On Wednesday [19 March], I ran a session at SPA 2008 entitled "Understanding MapReduce with Hadoop". SPA is a very hands-on conference, with many sessions having a methodological slant, so I wanted to get people who had never encountered MapReduce before actually writing MapReduce programs. I only had 75 minutes, so I decided against getting people coding on their laptops. (In hindsight this was a good decision, as I went to several other sessions where we struggled to get the software installed.) Instead, we wrote MapReduce programs on paper, using a simplified notation.
It seemed to work. For the first half hour, I gave as minimal an introduction to MapReduce as I could, then the whole group spent the next half hour working in pairs to express the solutions to a number of exercises as MapReduce programs. We spent the last 15 minutes comparing notes and discussing some of the solutions to the problems.
There were six exercises, presented in rough order of difficulty, and I'm pleased to say that every pair managed to solve at least one. Here's some of the feedback I got:
- Some struggled to know what input data formats to use. Perhaps I glossed over this too much - I didn't want people to worry about precisely how the data was encoded - but I could have emphasised more that you can have the data presented to your map function in any way that's convenient.
- While most people understood the notation I used for writing the map and reduce functions, it did cause some confusion. For example, someone wanted to see the example code again so they could understand what was going on. And another person said it took a while to realise that they could do arbitrary processing as a part of the map and reduce functions. It would be interesting to do the session again but using Java notation.
- It was quite common for people to try to do complex things in their map and reduce functions - they felt bad if they just used an identity function, because it was somehow a waste. And on a related note, chaining map reduce jobs together wasn't obvious to many. But once pointed out, folks had an "aha!" moment and were quick to exploit it.

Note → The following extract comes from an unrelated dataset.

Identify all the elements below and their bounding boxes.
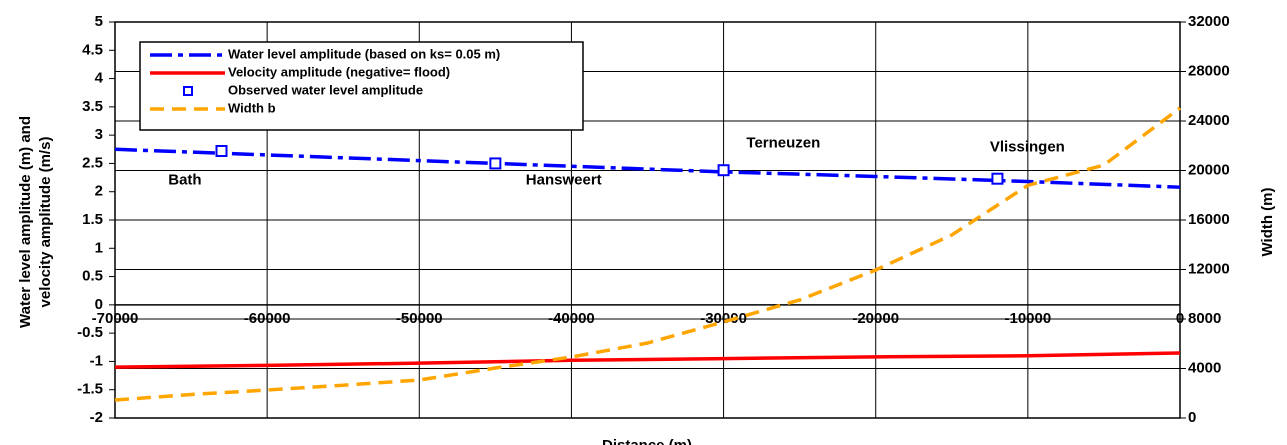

- The fact that you typically get multiple reduce outputs prompted questions from some - "but how do you combine them into a single answer?". Talking about chained MapReduce helped here again.
- Everyone agreed that it wasn't much like functional programming.
- Find the [number of] hits by 5 minute timeslot for a website given its access logs.
- Find the pages with over 1 million hits in day for a website given its access logs.
- Find the pages that link to each page in a collection of webpages.
- Calculate the proportion of lines that match a given regular expression for a collection of documents.
- Sort tabular data by a primary and secondary column.
- Find the most popular pages for a website given its access logs.
Finally, thanks to Robert Chatley for being a guinea pig for the exercises, and for helping out on the day with participants' questions during the session.